An annual Founder's Day service is held in the chapel on the fourth Saturday in June, at which a 'special' preacher is invited. Following the service a tea is provided, and is served to the residents by the Trustees.
Joseph Crossley was the son of John & Martha Crossley, who founded the Crossley Carpets empire at Dean Clough. Joseph's brother Francis (later to become Sir Francis Crossley, and eventually Baron Somerleyton) also built almshouses in Margaret Street, only a short distance from Arden Road. These almshouses also continue in existence.
The dwellings at Arden Road were originally designed for retired Crossley employees, and, on appointment, residents were given a table, a chair, a bed, a Bible, and a small pension from Crossley funds. As time has gone on, the conditions have changed. In the early 1980s the dwellings were upgraded from the original standard, and were also enlarged, by making two new flats out of three original dwellings. A pension is no longer paid, but the Trustees maintain a small fund which has helped to pay for an annual summer coach trip for the residents.

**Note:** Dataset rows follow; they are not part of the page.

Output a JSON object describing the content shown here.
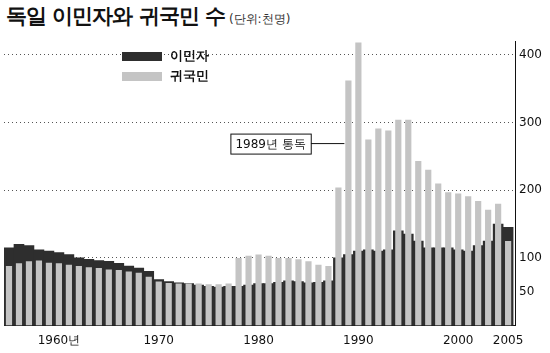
{
  "chart_data": {
    "type": "bar",
    "title": "독일 이민자와 귀국민 수",
    "subtitle": "(단위:천명)",
    "x": [
      1955,
      1956,
      1957,
      1958,
      1959,
      1960,
      1961,
      1962,
      1963,
      1964,
      1965,
      1966,
      1967,
      1968,
      1969,
      1970,
      1971,
      1972,
      1973,
      1974,
      1975,
      1976,
      1977,
      1978,
      1979,
      1980,
      1981,
      1982,
      1983,
      1984,
      1985,
      1986,
      1987,
      1988,
      1989,
      1990,
      1991,
      1992,
      1993,
      1994,
      1995,
      1996,
      1997,
      1998,
      1999,
      2000,
      2001,
      2002,
      2003,
      2004,
      2005
    ],
    "xlim": [
      1954.5,
      2005.7
    ],
    "xticks": [
      {
        "value": 1960,
        "label": "1960년"
      },
      1970,
      1980,
      1990,
      2000,
      2005
    ],
    "series": [
      {
        "name": "이민자",
        "color": "#2e2e2e",
        "values": [
          115,
          120,
          118,
          112,
          110,
          108,
          105,
          100,
          98,
          96,
          95,
          92,
          88,
          85,
          80,
          68,
          65,
          63,
          62,
          60,
          58,
          57,
          58,
          58,
          60,
          62,
          62,
          64,
          66,
          65,
          63,
          64,
          66,
          100,
          105,
          110,
          112,
          110,
          112,
          140,
          135,
          125,
          115,
          115,
          115,
          112,
          110,
          118,
          125,
          150,
          145
        ]
      },
      {
        "name": "귀국민",
        "color": "#c4c4c4",
        "values": [
          88,
          92,
          95,
          96,
          93,
          92,
          90,
          88,
          86,
          85,
          83,
          82,
          80,
          78,
          72,
          65,
          63,
          62,
          62,
          62,
          61,
          61,
          62,
          100,
          103,
          105,
          103,
          100,
          100,
          98,
          95,
          90,
          88,
          204,
          362,
          418,
          275,
          291,
          288,
          304,
          304,
          243,
          230,
          210,
          197,
          195,
          191,
          184,
          171,
          180,
          125
        ]
      }
    ],
    "ylim": [
      0,
      420
    ],
    "yticks": [
      50,
      100,
      200,
      300,
      400
    ],
    "grid": true,
    "legend": "upper left",
    "annotations": [
      {
        "text": "1989년 통독",
        "x": 1989
      }
    ]
  }
}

The Almshouses is a registered charity. Management is by a volunteer board of Trustees, who have the services of a part time paid warden who resides on the site. There is also a Clerk, a Treasurer, an Architect, a Chaplain, and a Solicitor.
To qualify for residence, applicants have to be of limited financial means, be retired from all employment, be in good health at the time of application, and be members of or adherents to a recognised protestant church which subscribes to the doctrine of the Holy Trinity. Residents occupy the dwellings as licensees of the Trustees, and pay a weekly maintenance contribution towards upkeep/improvements. Residents are permitted to make their own improvements to the flats, with the consent of the Trustees' Architect, on the understanding that such improvements become the property of the Trustees.
Although times have changed since Joseph Crossley built the Almshouses, the work goes on and the flats provide safe, convenient, and congenial accommodation.
For further information on the Crossley family, Halifax Antiquarian Society has a series of articles in its journal, from the 1960s, in which the family's legacy to Halifax is told.